Another one of Maureen’s wonderful gifts… a Sushi class by the chefs of Morimoto’s Napa restaurant. The class was called “Sushi & Sashimi: Fundamentals and History” and was taught by his Executive Chef Kang Kuan and Sushi Chef Ingi Son. I was sad that the whole class revolved around a 60lb blue fin tuna, but we learned a lot about the different cuts of tuna, the art of sushi rice, and we practiced making sushi.
The idea of using vinegar on the rice started when they used vinegar to preserve the fish while on the ships from the USA to Japan. People got accustomed to the slightly acidic taste with sushi, and now they just flavor the rice instead.

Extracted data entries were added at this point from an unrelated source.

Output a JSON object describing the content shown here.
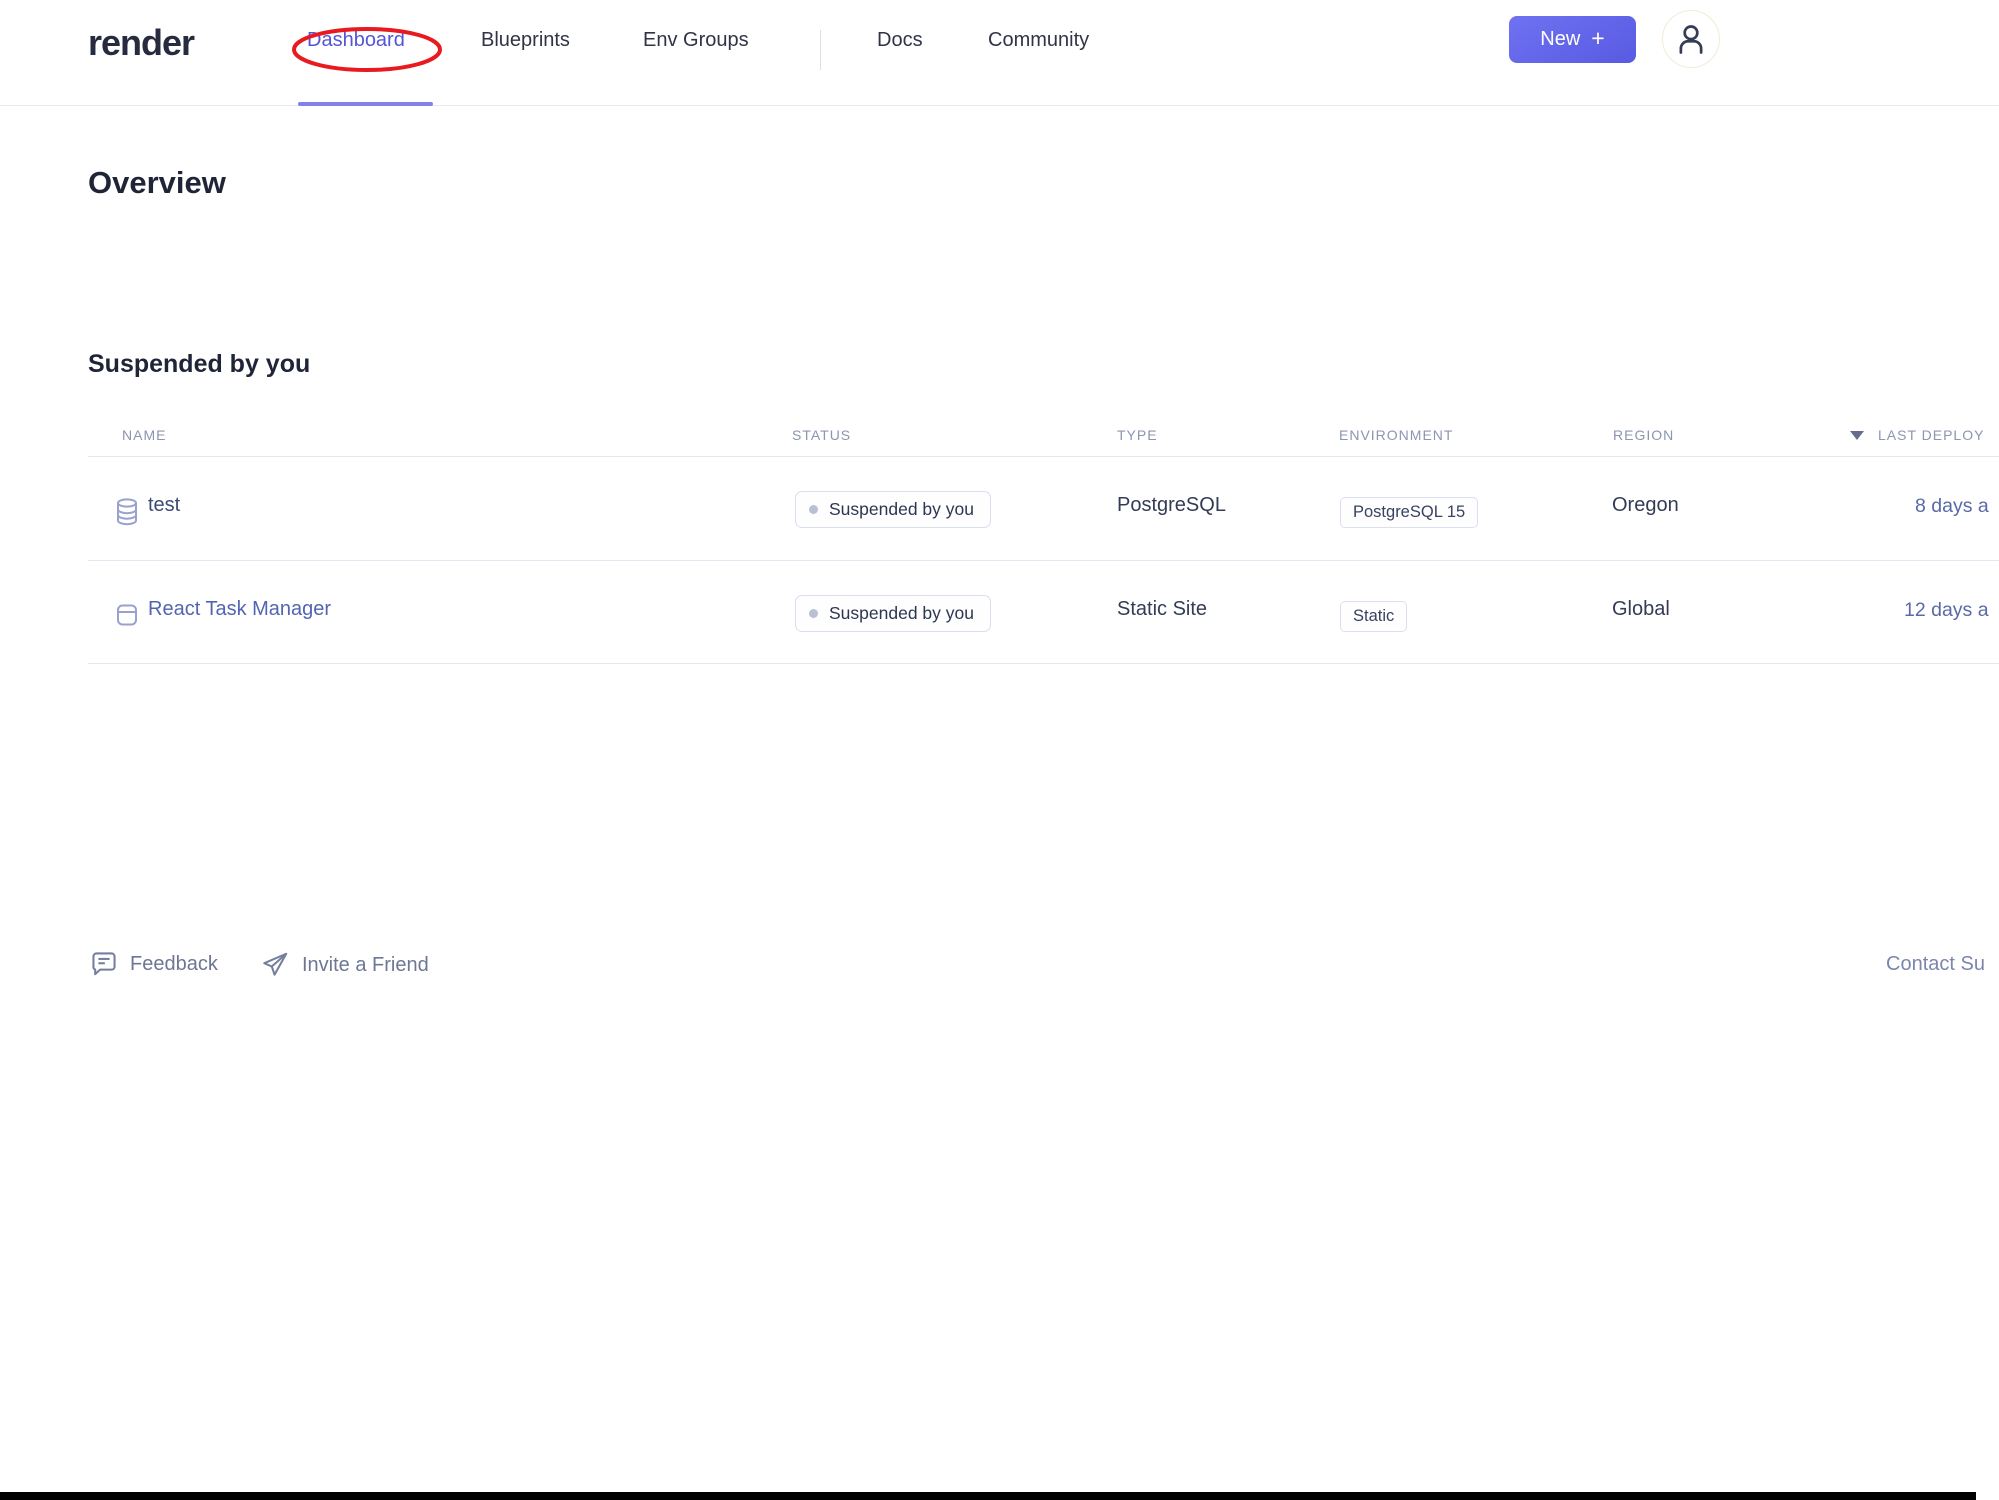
{
  "brand": {
    "logo_text": "render"
  },
  "nav": {
    "items": [
      {
        "label": "Dashboard",
        "active": true,
        "annotated_with_red_circle": true
      },
      {
        "label": "Blueprints",
        "active": false
      },
      {
        "label": "Env Groups",
        "active": false
      },
      {
        "label": "Docs",
        "active": false
      },
      {
        "label": "Community",
        "active": false
      }
    ],
    "new_button_label": "New",
    "new_button_plus": "+"
  },
  "page": {
    "title": "Overview",
    "section_title": "Suspended by you"
  },
  "table": {
    "columns": [
      "NAME",
      "STATUS",
      "TYPE",
      "ENVIRONMENT",
      "REGION",
      "LAST DEPLOY"
    ],
    "sorted_column": "LAST DEPLOY",
    "sort_direction": "desc",
    "rows": [
      {
        "icon": "database-icon",
        "name": "test",
        "status": "Suspended by you",
        "type": "PostgreSQL",
        "environment": "PostgreSQL 15",
        "region": "Oregon",
        "last_deploy": "8 days a"
      },
      {
        "icon": "static-site-icon",
        "name": "React Task Manager",
        "status": "Suspended by you",
        "type": "Static Site",
        "environment": "Static",
        "region": "Global",
        "last_deploy": "12 days a"
      }
    ]
  },
  "footer": {
    "feedback_label": "Feedback",
    "invite_label": "Invite a Friend",
    "contact_label": "Contact Su"
  },
  "colors": {
    "nav_active": "#5355d8",
    "active_underline": "#8082e9",
    "annotation_red": "#e8191f",
    "new_button_gradient_start": "#6f72f1",
    "new_button_gradient_end": "#585ae2",
    "heading_text": "#1f2437",
    "column_header_text": "#8c95b1",
    "table_line": "#e4e8f3",
    "badge_border": "#d9dfef",
    "status_dot": "#b9c0d4",
    "row_icon_lavender": "#99a1cf",
    "deploy_link": "#5a69a8",
    "footer_link": "#6d7795",
    "bottom_bar": "#010101"
  }
}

To make the rice, they polish their own rice (sourced from the Central valley) and then rinse it 7 times, cook it for 20 minutes, and let it soak in the steam for 20 minutes. Then they flavor it with vinegar dressing (6 parts vinegar, 4 parts sugar, 1 part salt) by cutting into the rice with paddles. They make 2 massive batches of rice every day at the restaurant and serve it slightly warmer than room temperature. The sushi rice is not sticky rice. It should be firm, not starchy and you should be able to crush it with your tongue against the top of your mount, and then feel each piece with your tongue as you eat your sushi.
We feasted on the blue fin tuna ($30 a pound) and learned about the different parts: maguro (lean, red), chutoro (side fatty piece), and otoro (basically tuna bacon!). The taste was amazing. Then we practiced making nigiri, Hoso Maki (roll with the seaweed outside) and Ura Maki (American style with the rice outside). Also learned how to make hand rolls.